Boston Dynamics is strengthening its partnership with NVIDIA as the robotics company works to advance artificial intelligence capabilities for its humanoid robot platform.
The collaboration centers on integrating NVIDIA’s Jetson Thor computing platform and robotics development tools into the next generation of Boston Dynamics’ Atlas humanoid. The companies say the effort aims to accelerate the development of complex AI systems capable of enabling robots to operate more autonomously in real-world environments.
The announcement highlights a broader shift underway in robotics development, where advances in computing hardware and simulation are becoming central to building more capable physical AI systems.
Boston Dynamics, long known for its highly dynamic robots, is increasingly pairing its expertise in mobility and mechanical design with large-scale AI training frameworks and high-performance edge computing.
A New Computing Backbone for Atlas
At the center of the collaboration is the adoption of NVIDIA’s Jetson Thor robotics computing platform.
The compact system is designed to run advanced AI models directly on robots, enabling real-time perception, decision-making, and control. For Atlas, the additional computing power allows developers to integrate multimodal AI models that combine visual perception, environmental awareness, and motion control.
These models work alongside Boston Dynamics’ existing whole-body control systems and manipulation software, which coordinate the robot’s movements across its limbs and joints.
According to Aaron Saunders, chief technology officer at Boston Dynamics, the integration of high-performance computing is essential for the next phase of humanoid robotics.
The current electric version of Atlas is designed as a research and development platform for exploring complex physical tasks. With the addition of more powerful onboard AI computing, the robot can process more sophisticated models while maintaining real-time responsiveness.
Training Robots in Virtual Worlds
The collaboration also extends to the development of new AI skills using NVIDIA’s Isaac Lab framework.
Isaac Lab provides a simulation environment where robots can train policies for locomotion and dexterity using reinforcement learning.
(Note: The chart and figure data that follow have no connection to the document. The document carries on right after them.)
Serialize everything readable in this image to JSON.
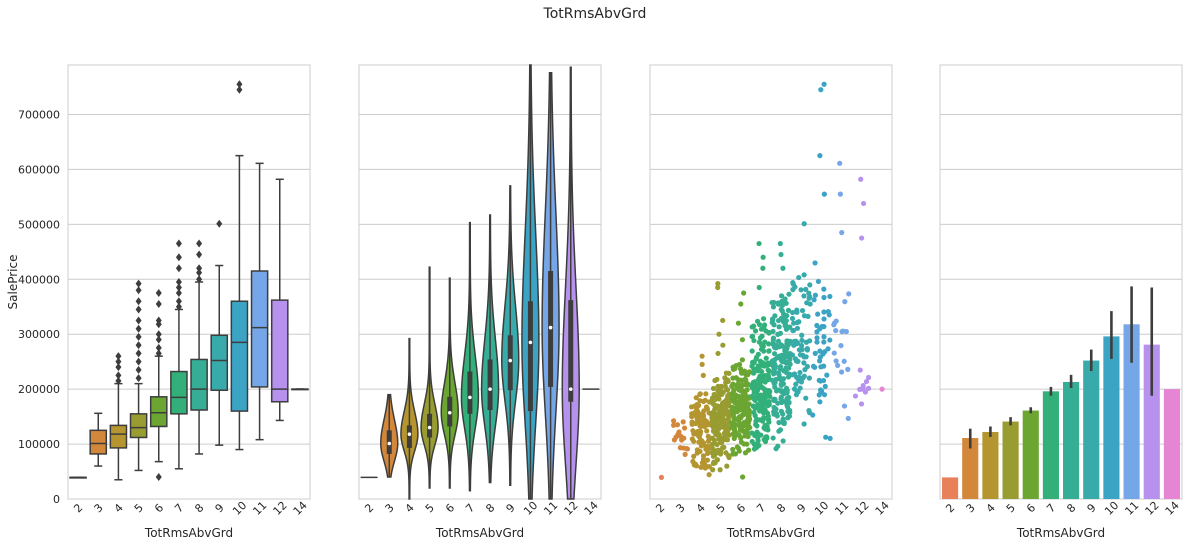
{
  "chart_data": {
    "suptitle": "TotRmsAbvGrd",
    "shared": {
      "categories": [
        "2",
        "3",
        "4",
        "5",
        "6",
        "7",
        "8",
        "9",
        "10",
        "11",
        "12",
        "14"
      ],
      "colors": [
        "#e8815a",
        "#d3873a",
        "#b5952f",
        "#989c31",
        "#6ba532",
        "#33b07a",
        "#36ad95",
        "#38aaab",
        "#3ba3c3",
        "#74a6e8",
        "#b692ee",
        "#e685d4"
      ],
      "xlabel": "TotRmsAbvGrd",
      "ylabel": "SalePrice",
      "ylim": [
        0,
        790000
      ],
      "yticks": [
        0,
        100000,
        200000,
        300000,
        400000,
        500000,
        600000,
        700000
      ],
      "grid": "horizontal"
    },
    "panels": [
      {
        "type": "box",
        "boxes": [
          {
            "cat": "2",
            "q1": 39300,
            "median": 39300,
            "q3": 39300,
            "whislo": 39300,
            "whishi": 39300,
            "fliers": []
          },
          {
            "cat": "3",
            "q1": 82000,
            "median": 101000,
            "q3": 125000,
            "whislo": 60000,
            "whishi": 156000,
            "fliers": []
          },
          {
            "cat": "4",
            "q1": 93000,
            "median": 118000,
            "q3": 134000,
            "whislo": 35000,
            "whishi": 210000,
            "fliers": [
              215000,
              225000,
              240000,
              250000,
              260000
            ]
          },
          {
            "cat": "5",
            "q1": 112000,
            "median": 130000,
            "q3": 155000,
            "whislo": 52000,
            "whishi": 210000,
            "fliers": [
              220000,
              235000,
              250000,
              265000,
              280000,
              295000,
              310000,
              325000,
              345000,
              360000,
              380000,
              392000
            ]
          },
          {
            "cat": "6",
            "q1": 132000,
            "median": 157000,
            "q3": 186000,
            "whislo": 68000,
            "whishi": 260000,
            "fliers": [
              40000,
              265000,
              275000,
              290000,
              300000,
              318000,
              325000,
              355000,
              375000
            ]
          },
          {
            "cat": "7",
            "q1": 155000,
            "median": 185000,
            "q3": 232000,
            "whislo": 55000,
            "whishi": 345000,
            "fliers": [
              350000,
              360000,
              375000,
              385000,
              395000,
              420000,
              440000,
              465000
            ]
          },
          {
            "cat": "8",
            "q1": 162000,
            "median": 200000,
            "q3": 254000,
            "whislo": 82000,
            "whishi": 395000,
            "fliers": [
              400000,
              412000,
              420000,
              445000,
              465000
            ]
          },
          {
            "cat": "9",
            "q1": 198000,
            "median": 252000,
            "q3": 298000,
            "whislo": 98000,
            "whishi": 425000,
            "fliers": [
              501000
            ]
          },
          {
            "cat": "10",
            "q1": 160000,
            "median": 285000,
            "q3": 360000,
            "whislo": 90000,
            "whishi": 625000,
            "fliers": [
              745000,
              755000
            ]
          },
          {
            "cat": "11",
            "q1": 204000,
            "median": 312000,
            "q3": 415000,
            "whislo": 108000,
            "whishi": 611000,
            "fliers": []
          },
          {
            "cat": "12",
            "q1": 177000,
            "median": 200000,
            "q3": 362000,
            "whislo": 143000,
            "whishi": 582000,
            "fliers": []
          },
          {
            "cat": "14",
            "q1": 200000,
            "median": 200000,
            "q3": 200000,
            "whislo": 200000,
            "whishi": 200000,
            "fliers": []
          }
        ]
      },
      {
        "type": "violin",
        "violins": [
          {
            "cat": "2",
            "min": 39300,
            "max": 39300,
            "q1": 39300,
            "median": 39300,
            "q3": 39300
          },
          {
            "cat": "3",
            "min": 40000,
            "max": 190000,
            "q1": 82000,
            "median": 101000,
            "q3": 125000
          },
          {
            "cat": "4",
            "min": 0,
            "max": 292000,
            "q1": 93000,
            "median": 118000,
            "q3": 134000
          },
          {
            "cat": "5",
            "min": 20000,
            "max": 422000,
            "q1": 112000,
            "median": 130000,
            "q3": 155000
          },
          {
            "cat": "6",
            "min": 20000,
            "max": 402000,
            "q1": 132000,
            "median": 157000,
            "q3": 186000
          },
          {
            "cat": "7",
            "min": 15000,
            "max": 503000,
            "q1": 155000,
            "median": 185000,
            "q3": 232000
          },
          {
            "cat": "8",
            "min": 30000,
            "max": 517000,
            "q1": 162000,
            "median": 200000,
            "q3": 254000
          },
          {
            "cat": "9",
            "min": 25000,
            "max": 570000,
            "q1": 198000,
            "median": 252000,
            "q3": 298000
          },
          {
            "cat": "10",
            "min": 0,
            "max": 790000,
            "q1": 160000,
            "median": 285000,
            "q3": 360000
          },
          {
            "cat": "11",
            "min": 0,
            "max": 776000,
            "q1": 204000,
            "median": 312000,
            "q3": 415000
          },
          {
            "cat": "12",
            "min": 0,
            "max": 786000,
            "q1": 177000,
            "median": 200000,
            "q3": 362000
          },
          {
            "cat": "14",
            "min": 200000,
            "max": 200000,
            "q1": 200000,
            "median": 200000,
            "q3": 200000
          }
        ]
      },
      {
        "type": "swarm",
        "groups": [
          {
            "cat": "2",
            "n": 1,
            "lo": 39300,
            "hi": 39300,
            "extra": []
          },
          {
            "cat": "3",
            "n": 17,
            "lo": 60000,
            "hi": 156000,
            "extra": []
          },
          {
            "cat": "4",
            "n": 97,
            "lo": 35000,
            "hi": 210000,
            "extra": [
              225000,
              245000,
              260000
            ]
          },
          {
            "cat": "5",
            "n": 275,
            "lo": 52000,
            "hi": 240000,
            "extra": [
              265000,
              280000,
              300000,
              325000,
              385000,
              392000
            ]
          },
          {
            "cat": "6",
            "n": 402,
            "lo": 68000,
            "hi": 260000,
            "extra": [
              40000,
              290000,
              320000,
              355000,
              375000
            ]
          },
          {
            "cat": "7",
            "n": 329,
            "lo": 55000,
            "hi": 345000,
            "extra": [
              385000,
              420000,
              440000,
              465000
            ]
          },
          {
            "cat": "8",
            "n": 187,
            "lo": 82000,
            "hi": 395000,
            "extra": [
              420000,
              445000,
              465000
            ]
          },
          {
            "cat": "9",
            "n": 75,
            "lo": 98000,
            "hi": 425000,
            "extra": [
              501000
            ]
          },
          {
            "cat": "10",
            "n": 47,
            "lo": 90000,
            "hi": 452000,
            "extra": [
              555000,
              625000,
              745000,
              755000
            ]
          },
          {
            "cat": "11",
            "n": 18,
            "lo": 108000,
            "hi": 440000,
            "extra": [
              485000,
              555000,
              611000
            ]
          },
          {
            "cat": "12",
            "n": 11,
            "lo": 143000,
            "hi": 250000,
            "extra": [
              475000,
              538000,
              582000
            ]
          },
          {
            "cat": "14",
            "n": 1,
            "lo": 200000,
            "hi": 200000,
            "extra": []
          }
        ]
      },
      {
        "type": "bar",
        "bars": [
          {
            "cat": "2",
            "value": 39300,
            "ci": null
          },
          {
            "cat": "3",
            "value": 111000,
            "ci": [
              92000,
              128000
            ]
          },
          {
            "cat": "4",
            "value": 122000,
            "ci": [
              113000,
              132000
            ]
          },
          {
            "cat": "5",
            "value": 141000,
            "ci": [
              134000,
              149000
            ]
          },
          {
            "cat": "6",
            "value": 161000,
            "ci": [
              156000,
              167000
            ]
          },
          {
            "cat": "7",
            "value": 196000,
            "ci": [
              188000,
              204000
            ]
          },
          {
            "cat": "8",
            "value": 213000,
            "ci": [
              202000,
              226000
            ]
          },
          {
            "cat": "9",
            "value": 252000,
            "ci": [
              233000,
              272000
            ]
          },
          {
            "cat": "10",
            "value": 296000,
            "ci": [
              255000,
              342000
            ]
          },
          {
            "cat": "11",
            "value": 318000,
            "ci": [
              248000,
              387000
            ]
          },
          {
            "cat": "12",
            "value": 281000,
            "ci": [
              188000,
              385000
            ]
          },
          {
            "cat": "14",
            "value": 200000,
            "ci": null
          }
        ]
      }
    ]
  }
}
Built on NVIDIA’s Isaac Sim and Omniverse technologies, the platform allows engineers to run large numbers of experiments in physically accurate virtual environments.
Training in simulation has become a key strategy in robotics development. It enables robots to practice tasks thousands or millions of times without the risk of hardware damage, while also exposing AI systems to a wide range of scenarios that would be difficult to reproduce physically.
Boston Dynamics says the platform is already producing advances in learned dexterity and locomotion, areas that remain among the most challenging aspects of humanoid robotics.
By combining simulation training with real-world testing, developers aim to accelerate how quickly robots acquire new capabilities.
Expanding AI Across Boston Dynamics’ Robot Fleet
While Atlas is the centerpiece of the collaboration, the company is also applying new AI capabilities across its broader robotics portfolio.
Boston Dynamics has introduced reinforcement learning tools and new AI models for Spot, its quadruped robot widely used for industrial inspections and safety applications. The company says these systems improve locomotion control and help the robot detect and avoid hazards during autonomous operation.
In parallel, the company continues developing Orbit, its cloud-based platform for managing fleets of robots and analyzing operational data.
Together, these systems reflect a larger trend in robotics: the convergence of advanced mobility hardware with increasingly powerful AI infrastructure.
As humanoid robots move from experimental prototypes toward potential commercial deployment, partnerships between robotics developers and AI computing companies are becoming more central to the industry’s progress.
For Boston Dynamics, the collaboration with NVIDIA underscores how the next phase of robotics development may depend not only on better robot bodies, but also on the computational platforms that allow those machines to learn and operate in the real world.